Specimen Information

Type

Gold, SST

Volume

1.0 ml

Transport Info

Refrigerated

Fasting Required?

False

Clinical Significance

Autoantibodies reacting with cytoplasmic ribosomes are highly specific for systemic lupus erythematosus. Ribosomal-P antibodies are found in approximately 12% of patients with systemic lupus erythematosus (SLE) and in 90% of patients with lupus psychosis; titers often increase more than fivefold during and before active phases of psychosis.

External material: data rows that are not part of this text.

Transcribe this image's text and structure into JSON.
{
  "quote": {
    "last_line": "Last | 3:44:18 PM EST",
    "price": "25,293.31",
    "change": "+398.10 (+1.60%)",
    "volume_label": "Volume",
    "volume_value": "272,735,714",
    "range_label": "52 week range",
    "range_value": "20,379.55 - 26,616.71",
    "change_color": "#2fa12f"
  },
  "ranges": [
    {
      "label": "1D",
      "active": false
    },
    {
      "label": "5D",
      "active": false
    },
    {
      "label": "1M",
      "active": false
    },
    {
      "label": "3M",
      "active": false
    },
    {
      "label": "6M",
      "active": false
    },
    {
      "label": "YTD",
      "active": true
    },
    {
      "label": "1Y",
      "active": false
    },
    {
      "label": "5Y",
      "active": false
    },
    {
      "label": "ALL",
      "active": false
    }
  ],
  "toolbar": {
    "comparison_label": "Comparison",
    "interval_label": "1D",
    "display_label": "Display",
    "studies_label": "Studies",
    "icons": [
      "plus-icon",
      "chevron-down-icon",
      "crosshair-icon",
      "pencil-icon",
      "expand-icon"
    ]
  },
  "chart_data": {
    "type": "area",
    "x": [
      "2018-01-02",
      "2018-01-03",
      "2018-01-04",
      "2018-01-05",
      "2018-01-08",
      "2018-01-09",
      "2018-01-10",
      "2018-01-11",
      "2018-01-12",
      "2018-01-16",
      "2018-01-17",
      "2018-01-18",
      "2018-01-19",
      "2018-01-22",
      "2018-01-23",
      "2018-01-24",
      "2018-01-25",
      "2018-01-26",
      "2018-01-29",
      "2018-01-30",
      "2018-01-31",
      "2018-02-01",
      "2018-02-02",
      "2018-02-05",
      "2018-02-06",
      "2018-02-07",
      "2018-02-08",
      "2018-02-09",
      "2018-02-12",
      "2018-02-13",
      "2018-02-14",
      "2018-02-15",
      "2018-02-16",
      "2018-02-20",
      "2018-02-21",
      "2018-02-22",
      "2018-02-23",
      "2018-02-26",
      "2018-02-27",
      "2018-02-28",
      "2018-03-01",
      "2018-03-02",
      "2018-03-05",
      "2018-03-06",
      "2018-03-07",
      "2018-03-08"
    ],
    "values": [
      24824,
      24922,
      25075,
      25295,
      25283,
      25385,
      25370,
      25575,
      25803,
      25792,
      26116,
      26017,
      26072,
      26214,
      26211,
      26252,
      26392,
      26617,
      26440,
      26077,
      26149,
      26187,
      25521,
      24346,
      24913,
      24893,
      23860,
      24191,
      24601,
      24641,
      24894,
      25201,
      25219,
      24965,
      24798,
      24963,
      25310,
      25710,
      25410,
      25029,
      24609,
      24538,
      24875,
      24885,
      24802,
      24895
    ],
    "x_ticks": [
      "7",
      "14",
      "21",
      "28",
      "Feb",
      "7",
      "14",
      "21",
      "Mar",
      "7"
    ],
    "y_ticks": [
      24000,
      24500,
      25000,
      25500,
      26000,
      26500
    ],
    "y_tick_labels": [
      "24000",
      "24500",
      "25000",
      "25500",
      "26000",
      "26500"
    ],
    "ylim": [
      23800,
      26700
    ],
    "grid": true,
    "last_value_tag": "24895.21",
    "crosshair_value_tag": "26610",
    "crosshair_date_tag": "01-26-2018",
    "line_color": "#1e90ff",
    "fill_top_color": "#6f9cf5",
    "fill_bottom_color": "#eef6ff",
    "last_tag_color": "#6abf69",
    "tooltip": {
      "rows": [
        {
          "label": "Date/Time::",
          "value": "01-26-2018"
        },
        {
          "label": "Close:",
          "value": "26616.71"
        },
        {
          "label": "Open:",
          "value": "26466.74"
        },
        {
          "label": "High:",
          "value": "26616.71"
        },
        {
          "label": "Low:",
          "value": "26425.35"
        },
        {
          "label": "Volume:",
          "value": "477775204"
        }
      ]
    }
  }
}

Researchers discovered autoantibodies against cytoplasmic ribosomes in patients with systemic lupus erythematosus (SLE) in the late 1970s, but it would almost be a decade later before researchers noted their association with SLE patients who were experiencing neuropsychiatric manifestations. Using immunofluorescence with a human epithelial cell substrate, ribosome antibodies produce a finely granular cytoplasmic fluorescence. Autoantibodies reacting against cytoplasmic ribosomes are highly specific for SLE and, as with antibodies to Sm and dsDNA, are considered marker antibodies. Ribosome P antibodies are found in approximately 12 percent of patients with SLE and in 90 percent of patients with lupus psychosis. Most patients with both lupus psychosis and ribosome antibodies have an increase in titers more than fivefold during and before active phases of the disease. Patients with IgG levels of less than 20 units are considered to be negative for ribosome P antibody, but these antibodies are not found in all SLE patients. Patients with IgG levels of greater than 20 units are considered to be positive for ribosome P antibody. Not all SLE patients with neuropsychiatric involvement will be positive for ribosome P antibodies. Ribosome P antibodies increase and decrease during flares and remissions and titers are affected by therapy. Other marker autoantibodies for SLE include anti-Sm and anti-dsDNA. Ribosome P antibody is directed to three phosphoproteins, P0, P1, and P2, which are located on the larger 60S subunit of eukaryotic ribosomes. Recently, the ribosomal antigen has been very well characterized and studies have been published using either recombinant ribosome P or a synthetic carboxyl-terminal 22 amino acid peptide. This linear determinant peptide is common to and is the major epitope of the three ribosome phosphoproteins. Test results in and of themselves are not diagnostic. Assay results are to be interpreted in conjunction with other laboratory tests as well as the clinical presentation of the patient.